The narrow streets of Damascus, the piazzas of Palermo, the pedestrian rhythms of Thessaloniki – these aren’t just tourist attractions or nostalgic throwbacks. They’re working examples of urban principles that we ignore at our peril. As cities around the world grapple with climate change, housing affordability, and social isolation, these older urban forms offer tested strategies for creating places that are not just efficient but truly livable. The question is whether we’re wise enough to learn from them.
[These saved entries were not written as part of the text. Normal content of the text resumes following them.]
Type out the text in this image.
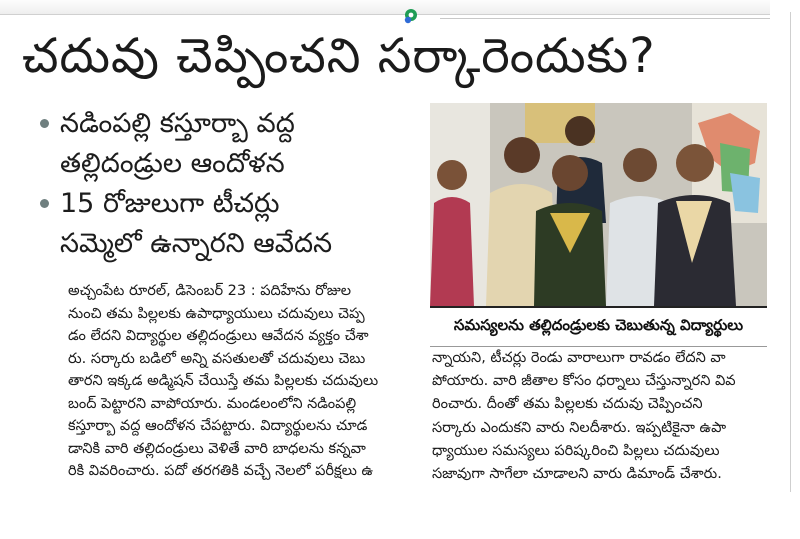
చదువు చెప్పించని సర్కారెందుకు?
నడింపల్లి కస్తూర్బా వద్ద
తల్లిదండ్రుల ఆందోళన
15 రోజులుగా టీచర్లు
సమ్మెలో ఉన్నారని ఆవేదన
అచ్చంపేట రూరల్, డిసెంబర్ 23 : పదిహేను రోజుల
నుంచి తమ పిల్లలకు ఉపాధ్యాయులు చదువులు చెప్ప
డం లేదని విద్యార్థుల తల్లిదండ్రులు ఆవేదన వ్యక్తం చేశా
రు. సర్కారు బడిలో అన్ని వసతులతో చదువులు చెబు
తారని ఇక్కడ అడ్మిషన్ చేయిస్తే తమ పిల్లలకు చదువులు
బంద్ పెట్టారని వాపోయారు. మండలంలోని నడింపల్లి
కస్తూర్బా వద్ద ఆందోళన చేపట్టారు. విద్యార్థులను చూడ
డానికి వారి తల్లిదండ్రులు వెళితే వారి బాధలను కన్నవా
రికి వివరించారు. పదో తరగతికి వచ్చే నెలలో పరీక్షలు ఉ
సమస్యలను తల్లిదండ్రులకు చెబుతున్న విద్యార్థులు
న్నాయని, టీచర్లు రెండు వారాలుగా రావడం లేదని వా
పోయారు. వారి జీతాల కోసం ధర్నాలు చేస్తున్నారని వివ
రించారు. దీంతో తమ పిల్లలకు చదువు చెప్పించని
సర్కారు ఎందుకని వారు నిలదీశారు. ఇప్పటికైనా ఉపా
ధ్యాయుల సమస్యలు పరిష్కరించి పిల్లలు చదువులు
సజావుగా సాగేలా చూడాలని వారు డిమాండ్ చేశారు.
The Damascus photograph in this post is taken from a book I’m just finishing (Return to Damascus: A Personal Journey) on the experience I had in returning to where my father had been born.
I love these urban posts, and I wish every urban planner everywhere would read and discuss them. The prose and photos are so rich. The part of the story still untold here, but that I think matters, is what has happened and is happening *around* these cities: urban sprawl in the “developed” world (or the developed corners of it), rural exodus (still) in places like Syria and Italy. I think that broader context shapes how urban space is conceived, built, lived, etc.
I wonder if any city anywhere has successfully updated physical infrastructure (not just transportation, but sewers, electricity, internet…) without profoundly disrupting social infrastructure.
Please keep adding to this series of posts!!
This has me thinking about cities. And our city, which looks boring in comparison to all this ancient, dilapidated and ever-evolving grit. We just ain’t got we they got across the pond. The photos, the history, and the grittiness appeal to me. I’m a city guy who likes to visit the country and I couldn’t have it the other way around. It was said of Duke Ellington that he needed to always be in a city, so much so that he hated grass. It made him nervous. By the looks of things, he wouldn’t have that problem in some of these ancient towns!